Courtesy of
Jakob Eckstein
Unity and Diversity
Jakob Eckstein
Ostkreuzschule für Fotografie
Berlin
Germany
2nd
Jakob Eckstein is a German-American photographer and writer. After completing a BA in American Studies at Vassar College in Poughkeepsie, New York, he moved to Berlin in 2019 to study photography at Ostkreuzschule für Fotografie. He is set to graduate from Ostkreuzschule in 2023. Eckstein views his photographic practice as a methodology of poetic expression, that is nonetheless deeply rooted in a daily engagement with the physical world. His projects often occupy an ambiguous space between documentary and fine art, and revolve around the themes of subjectivity, belonging, alienation and communication.
Stranger at Home
Germany/ USA
2021
I grew up in the USA with German parents, live in Germany today, and regularly return to the USA to visit friends and family. I am of both of these countries, but also perpetually split between them, never fully belonging to one or the other. While I have always felt at home in both places, I have also always felt alienated from them. “Stranger at Home” is a photographic project that seeks to capture, examine and communicate this tension between familiarity and strangeness, belonging and alienation.

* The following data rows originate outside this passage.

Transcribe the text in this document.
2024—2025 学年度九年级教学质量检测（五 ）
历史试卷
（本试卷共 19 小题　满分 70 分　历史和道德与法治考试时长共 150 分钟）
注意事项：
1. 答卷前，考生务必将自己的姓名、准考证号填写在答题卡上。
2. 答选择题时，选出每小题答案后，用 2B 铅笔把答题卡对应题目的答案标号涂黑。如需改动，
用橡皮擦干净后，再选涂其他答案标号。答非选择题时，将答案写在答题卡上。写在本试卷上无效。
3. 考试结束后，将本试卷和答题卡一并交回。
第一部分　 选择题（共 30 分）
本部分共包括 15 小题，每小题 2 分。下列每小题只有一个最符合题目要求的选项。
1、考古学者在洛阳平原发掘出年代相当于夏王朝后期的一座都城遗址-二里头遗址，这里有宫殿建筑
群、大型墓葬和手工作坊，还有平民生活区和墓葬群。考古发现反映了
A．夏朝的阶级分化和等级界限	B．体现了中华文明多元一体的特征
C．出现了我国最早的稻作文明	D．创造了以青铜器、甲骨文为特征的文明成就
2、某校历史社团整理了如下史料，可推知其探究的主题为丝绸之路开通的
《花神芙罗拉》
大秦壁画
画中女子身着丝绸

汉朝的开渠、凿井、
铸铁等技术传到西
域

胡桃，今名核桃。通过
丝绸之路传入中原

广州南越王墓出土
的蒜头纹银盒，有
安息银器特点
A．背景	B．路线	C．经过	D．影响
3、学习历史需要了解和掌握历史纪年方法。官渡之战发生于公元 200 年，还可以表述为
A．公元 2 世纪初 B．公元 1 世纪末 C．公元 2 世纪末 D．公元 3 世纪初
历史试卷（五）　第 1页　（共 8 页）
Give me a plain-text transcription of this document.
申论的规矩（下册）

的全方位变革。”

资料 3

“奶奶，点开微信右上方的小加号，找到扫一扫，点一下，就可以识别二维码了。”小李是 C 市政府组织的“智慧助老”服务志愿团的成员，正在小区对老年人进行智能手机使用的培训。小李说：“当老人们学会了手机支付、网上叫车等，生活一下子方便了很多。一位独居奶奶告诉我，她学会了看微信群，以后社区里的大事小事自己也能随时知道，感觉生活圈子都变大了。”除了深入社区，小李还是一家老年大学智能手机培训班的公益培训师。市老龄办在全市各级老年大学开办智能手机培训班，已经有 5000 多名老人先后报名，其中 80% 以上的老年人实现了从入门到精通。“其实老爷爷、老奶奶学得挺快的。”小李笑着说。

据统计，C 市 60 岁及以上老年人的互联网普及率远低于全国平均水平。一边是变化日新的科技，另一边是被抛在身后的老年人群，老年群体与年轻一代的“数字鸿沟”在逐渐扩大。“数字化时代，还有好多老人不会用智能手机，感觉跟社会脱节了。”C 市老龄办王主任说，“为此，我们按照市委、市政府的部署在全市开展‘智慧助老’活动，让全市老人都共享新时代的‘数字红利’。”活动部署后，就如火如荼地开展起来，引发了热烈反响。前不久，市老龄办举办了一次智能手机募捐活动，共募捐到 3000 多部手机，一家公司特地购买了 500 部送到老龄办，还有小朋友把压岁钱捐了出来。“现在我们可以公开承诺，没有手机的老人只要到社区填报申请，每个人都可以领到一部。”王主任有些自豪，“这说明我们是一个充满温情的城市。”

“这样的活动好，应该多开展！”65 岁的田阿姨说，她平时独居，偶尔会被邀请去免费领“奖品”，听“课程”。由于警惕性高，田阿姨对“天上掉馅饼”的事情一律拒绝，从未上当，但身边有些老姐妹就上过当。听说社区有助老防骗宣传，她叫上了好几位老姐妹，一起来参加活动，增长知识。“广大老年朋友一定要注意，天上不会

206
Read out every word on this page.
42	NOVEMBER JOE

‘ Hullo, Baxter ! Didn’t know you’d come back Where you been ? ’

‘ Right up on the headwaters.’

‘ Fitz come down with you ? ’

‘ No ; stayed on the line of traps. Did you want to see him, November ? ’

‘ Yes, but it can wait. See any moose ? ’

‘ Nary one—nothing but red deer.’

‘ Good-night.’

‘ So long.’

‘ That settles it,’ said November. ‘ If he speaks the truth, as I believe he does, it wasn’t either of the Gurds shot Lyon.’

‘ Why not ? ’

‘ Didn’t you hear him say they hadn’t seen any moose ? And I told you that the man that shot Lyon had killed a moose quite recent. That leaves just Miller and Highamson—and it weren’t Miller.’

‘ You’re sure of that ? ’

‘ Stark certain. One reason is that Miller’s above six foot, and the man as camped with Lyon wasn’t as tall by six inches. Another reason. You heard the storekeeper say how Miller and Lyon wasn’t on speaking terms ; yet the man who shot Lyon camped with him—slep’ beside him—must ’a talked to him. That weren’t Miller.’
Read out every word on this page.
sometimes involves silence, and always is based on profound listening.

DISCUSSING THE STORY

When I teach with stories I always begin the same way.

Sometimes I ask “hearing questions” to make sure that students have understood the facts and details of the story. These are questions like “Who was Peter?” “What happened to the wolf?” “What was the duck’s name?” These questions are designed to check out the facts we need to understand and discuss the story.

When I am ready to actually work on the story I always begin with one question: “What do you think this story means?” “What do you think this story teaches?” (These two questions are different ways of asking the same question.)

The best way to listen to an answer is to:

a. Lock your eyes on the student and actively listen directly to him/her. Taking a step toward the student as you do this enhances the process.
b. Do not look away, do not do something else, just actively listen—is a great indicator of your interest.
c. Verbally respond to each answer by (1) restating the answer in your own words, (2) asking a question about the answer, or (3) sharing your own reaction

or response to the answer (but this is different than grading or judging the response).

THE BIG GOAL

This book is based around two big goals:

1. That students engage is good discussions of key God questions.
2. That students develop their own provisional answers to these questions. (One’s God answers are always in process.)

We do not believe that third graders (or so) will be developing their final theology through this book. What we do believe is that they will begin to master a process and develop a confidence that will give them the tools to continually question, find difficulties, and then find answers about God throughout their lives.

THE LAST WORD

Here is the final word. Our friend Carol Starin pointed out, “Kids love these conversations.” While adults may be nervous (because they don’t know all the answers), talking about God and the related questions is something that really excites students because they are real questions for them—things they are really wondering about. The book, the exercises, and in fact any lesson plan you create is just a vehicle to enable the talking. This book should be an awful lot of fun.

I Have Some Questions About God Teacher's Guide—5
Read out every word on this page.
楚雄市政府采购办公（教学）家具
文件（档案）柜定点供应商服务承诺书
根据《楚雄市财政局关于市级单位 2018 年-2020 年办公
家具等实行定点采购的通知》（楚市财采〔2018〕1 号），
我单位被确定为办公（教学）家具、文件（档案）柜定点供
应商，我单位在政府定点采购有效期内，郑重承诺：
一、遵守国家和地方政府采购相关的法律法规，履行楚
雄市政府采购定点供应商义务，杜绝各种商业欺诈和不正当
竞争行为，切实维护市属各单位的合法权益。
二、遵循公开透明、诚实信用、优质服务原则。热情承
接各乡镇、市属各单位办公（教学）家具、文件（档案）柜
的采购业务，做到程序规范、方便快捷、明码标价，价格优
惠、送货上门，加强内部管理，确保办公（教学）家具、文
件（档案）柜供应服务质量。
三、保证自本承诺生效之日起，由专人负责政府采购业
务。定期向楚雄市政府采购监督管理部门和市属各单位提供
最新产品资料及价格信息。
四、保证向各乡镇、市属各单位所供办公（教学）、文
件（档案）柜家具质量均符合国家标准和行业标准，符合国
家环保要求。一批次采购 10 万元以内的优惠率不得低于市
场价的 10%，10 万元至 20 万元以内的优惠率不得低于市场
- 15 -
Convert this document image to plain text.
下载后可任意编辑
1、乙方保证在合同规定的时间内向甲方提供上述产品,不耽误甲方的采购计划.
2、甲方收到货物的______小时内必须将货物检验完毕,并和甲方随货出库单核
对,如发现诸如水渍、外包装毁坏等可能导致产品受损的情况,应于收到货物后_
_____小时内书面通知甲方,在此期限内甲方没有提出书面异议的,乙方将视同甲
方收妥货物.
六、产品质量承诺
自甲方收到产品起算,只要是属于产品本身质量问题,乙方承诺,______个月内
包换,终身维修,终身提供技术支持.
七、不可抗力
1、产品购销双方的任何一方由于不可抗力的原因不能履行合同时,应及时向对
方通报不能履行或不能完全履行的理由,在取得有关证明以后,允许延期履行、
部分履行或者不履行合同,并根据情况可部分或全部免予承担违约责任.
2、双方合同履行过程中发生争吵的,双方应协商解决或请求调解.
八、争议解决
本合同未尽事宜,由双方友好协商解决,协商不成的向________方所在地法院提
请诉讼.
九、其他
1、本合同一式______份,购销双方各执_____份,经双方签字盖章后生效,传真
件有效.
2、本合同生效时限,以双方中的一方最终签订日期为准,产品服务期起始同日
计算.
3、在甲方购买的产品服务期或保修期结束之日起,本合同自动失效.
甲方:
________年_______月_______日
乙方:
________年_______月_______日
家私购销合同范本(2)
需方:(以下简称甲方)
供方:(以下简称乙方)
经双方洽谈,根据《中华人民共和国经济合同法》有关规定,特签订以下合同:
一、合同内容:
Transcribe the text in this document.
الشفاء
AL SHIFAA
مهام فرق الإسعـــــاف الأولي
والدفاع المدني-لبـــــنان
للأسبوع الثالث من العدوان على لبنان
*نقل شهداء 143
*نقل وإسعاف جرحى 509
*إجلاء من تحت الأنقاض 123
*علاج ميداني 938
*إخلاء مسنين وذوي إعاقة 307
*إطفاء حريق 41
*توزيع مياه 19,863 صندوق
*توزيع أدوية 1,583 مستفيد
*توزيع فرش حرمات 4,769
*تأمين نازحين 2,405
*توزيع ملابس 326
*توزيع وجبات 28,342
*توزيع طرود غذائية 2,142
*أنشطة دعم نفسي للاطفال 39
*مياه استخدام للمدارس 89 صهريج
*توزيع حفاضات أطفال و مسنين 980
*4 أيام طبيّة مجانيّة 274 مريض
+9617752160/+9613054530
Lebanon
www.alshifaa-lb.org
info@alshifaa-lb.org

In its current form, “Stranger at Home” is a collection of photographs that I have been consistently adding to since the summer of 2021. I carry a small digital camera with me at all times to act upon the impulse to photograph whenever it strikes. Like someone examining their own thoughts, I am drawn to things that seem intimately familiar, and yet still inscrutable and even ominous. As a result, “Stranger at Home” is an amalgamation of a wide range of subjects, including street scenes, detail shots, friends and family, and rural and urban landscapes. Despite their variety, my photographs are bound together by aesthetic tendencies like dense, meticulous compositions, juxtapositions of movement and stillness. But above all, these images are unified by the feeling of persistent, familiar strangeness they all exude.